Em geral, associamos o belo de modo quase automático à representação do belo

artístico, a qual G. F. W. Hegel explicou ser o objeto próprio da estética, ou, mais

precisamente, da estética filosófica. Se o assunto é a questão de uma estética medieval,

quase sempre se atribui a Tomás de Aquino um papel-chave. Em seu livro Gotische

Architektur und Scholastik, por exemplo, o célebre historiador da arte Erwin Panofsky cita

Aquino como testemunha capital do que afirma ser uma “genuína relação de causa e

efeito” entre o método escolástico e os princípios da arquitetura das catedrais góticas. Ao

falar da arquitetura das catedrais, Panofsky refere-se sobretudo a elementos formais do

pensamento de Aquino. Filósofos da estética tais como Umberto Eco e Francis J.

Kovach, por outro lado, simplesmente pressupõem, como se isso fosse uma obviedade,

a existência de uma teoria estética acabada na obra deste autor, que deveria ser tomada

como uma parte importante e autônoma de seu pensamento. No prefácio à nova edição

de seu livro sobre a estética de Tomás de Aquino, Eco – que se tornou conhecido para

um público mais amplo através de seu romance O nome da rosa [Rosenroman] –

permanece fiel ao seu objetivo de demonstrar que uma teoria estética coerente seria

uma parte constitutiva do “sistema” de Tomás de Aquino.
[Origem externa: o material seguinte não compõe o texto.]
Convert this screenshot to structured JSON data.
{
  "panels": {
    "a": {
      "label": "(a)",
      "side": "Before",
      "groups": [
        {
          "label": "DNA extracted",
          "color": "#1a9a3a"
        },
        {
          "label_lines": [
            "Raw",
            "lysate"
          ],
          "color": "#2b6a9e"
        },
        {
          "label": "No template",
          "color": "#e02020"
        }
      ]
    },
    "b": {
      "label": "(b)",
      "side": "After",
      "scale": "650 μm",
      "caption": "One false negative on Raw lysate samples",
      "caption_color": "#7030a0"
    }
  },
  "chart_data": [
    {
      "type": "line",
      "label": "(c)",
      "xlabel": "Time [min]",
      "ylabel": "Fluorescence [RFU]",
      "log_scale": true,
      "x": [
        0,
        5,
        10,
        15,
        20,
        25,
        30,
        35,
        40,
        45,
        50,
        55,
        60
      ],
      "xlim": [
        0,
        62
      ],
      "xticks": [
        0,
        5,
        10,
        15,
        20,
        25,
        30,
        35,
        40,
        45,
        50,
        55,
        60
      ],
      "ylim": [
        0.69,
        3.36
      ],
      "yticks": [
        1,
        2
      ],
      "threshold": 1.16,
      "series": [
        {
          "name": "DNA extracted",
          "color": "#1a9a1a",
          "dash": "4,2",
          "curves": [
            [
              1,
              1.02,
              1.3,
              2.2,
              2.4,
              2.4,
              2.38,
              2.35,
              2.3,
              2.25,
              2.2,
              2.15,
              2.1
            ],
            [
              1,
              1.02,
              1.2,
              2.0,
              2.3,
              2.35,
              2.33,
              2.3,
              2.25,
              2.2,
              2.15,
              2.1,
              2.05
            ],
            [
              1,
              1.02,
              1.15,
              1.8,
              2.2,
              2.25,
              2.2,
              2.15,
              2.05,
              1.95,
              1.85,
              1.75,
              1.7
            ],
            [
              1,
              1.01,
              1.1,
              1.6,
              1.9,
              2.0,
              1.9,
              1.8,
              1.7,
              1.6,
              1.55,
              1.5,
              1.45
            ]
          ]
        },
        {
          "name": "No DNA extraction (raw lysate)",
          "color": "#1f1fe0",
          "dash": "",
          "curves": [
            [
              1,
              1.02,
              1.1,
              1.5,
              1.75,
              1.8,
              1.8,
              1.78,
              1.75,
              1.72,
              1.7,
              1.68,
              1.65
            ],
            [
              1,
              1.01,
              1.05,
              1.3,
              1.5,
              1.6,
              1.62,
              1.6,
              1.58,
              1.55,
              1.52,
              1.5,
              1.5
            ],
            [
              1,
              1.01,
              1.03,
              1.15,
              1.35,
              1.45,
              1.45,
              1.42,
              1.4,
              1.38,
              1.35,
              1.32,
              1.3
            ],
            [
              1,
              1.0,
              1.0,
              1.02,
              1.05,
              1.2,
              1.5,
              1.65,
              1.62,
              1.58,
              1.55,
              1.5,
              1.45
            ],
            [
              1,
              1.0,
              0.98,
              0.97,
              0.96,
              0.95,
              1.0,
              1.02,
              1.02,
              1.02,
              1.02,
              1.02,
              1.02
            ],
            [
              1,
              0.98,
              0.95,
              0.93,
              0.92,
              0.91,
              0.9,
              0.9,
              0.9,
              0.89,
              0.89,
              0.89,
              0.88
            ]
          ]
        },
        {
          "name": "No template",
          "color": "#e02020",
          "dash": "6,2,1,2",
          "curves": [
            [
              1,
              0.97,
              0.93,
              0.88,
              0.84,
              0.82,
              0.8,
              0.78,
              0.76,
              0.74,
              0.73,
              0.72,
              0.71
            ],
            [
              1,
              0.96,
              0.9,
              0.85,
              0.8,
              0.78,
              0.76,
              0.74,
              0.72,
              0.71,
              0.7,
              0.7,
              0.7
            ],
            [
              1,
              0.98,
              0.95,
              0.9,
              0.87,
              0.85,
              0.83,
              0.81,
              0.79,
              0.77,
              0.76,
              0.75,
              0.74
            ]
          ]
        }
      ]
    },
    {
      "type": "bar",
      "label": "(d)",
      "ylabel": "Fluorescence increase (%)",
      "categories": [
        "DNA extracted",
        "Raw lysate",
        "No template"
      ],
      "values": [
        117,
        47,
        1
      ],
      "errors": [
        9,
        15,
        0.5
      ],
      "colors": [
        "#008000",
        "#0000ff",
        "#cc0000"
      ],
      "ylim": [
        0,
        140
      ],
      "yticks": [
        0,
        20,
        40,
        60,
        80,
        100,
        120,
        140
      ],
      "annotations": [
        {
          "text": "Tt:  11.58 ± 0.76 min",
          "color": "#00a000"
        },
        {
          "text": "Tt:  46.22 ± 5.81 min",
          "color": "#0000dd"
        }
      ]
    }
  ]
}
“...o que agrada ao ser observado”

Quando seguimos o caminho “estético” indicado por esses autores, surpreendemo-nos

de início com o fato de que o belo não é tematizado isoladamente por Tomás de Aquino

em nenhuma passagem de sua obra, sendo antes tratado apenas de modo incidental.

Uma exceção é representada pelo quarto capítulo de seu comentário ao influente escrito

“Sobre os nomes de Deus” [De divinis nominibus], de Pseudo Dionísio Areopagita, neo-

platônico anônimo do século VI que divulgou suas obras como se fossem as de um aluno

do apóstolo Paulo, para emprestar-lhes uma autoridade adicional. O comentário de

Aquino a De divinis nominibus, porém, é considerado pela literatura especializada –

notória e injustamente – como um caso especial e não é, portanto, em geral utilizado

para a reconstrução de seu pensamento estético.

Com mais freqüência, as linhas de pensamento para uma estética de Tomás de Aquino

costumam ser construídas a partir da pretensa “definição formal” do belo, como

expressão de sua “objetividade” e de seu “aparecer autônomo”: chamar-se-ia belo tudo

aquilo que agrada ao ser observado – “pulchra enim dicuntur, quae visa placent”

(Summa theologiae I, q. 5. a. 4, ad. 1). Um breve exame do contexto hermenêutico – a

doutrina de Deus e, nela, a doutrina do bom [bonum] – revela, todavia, a

problematicidade dessa interpretação e, conseqüentemente, da aproximação “estética”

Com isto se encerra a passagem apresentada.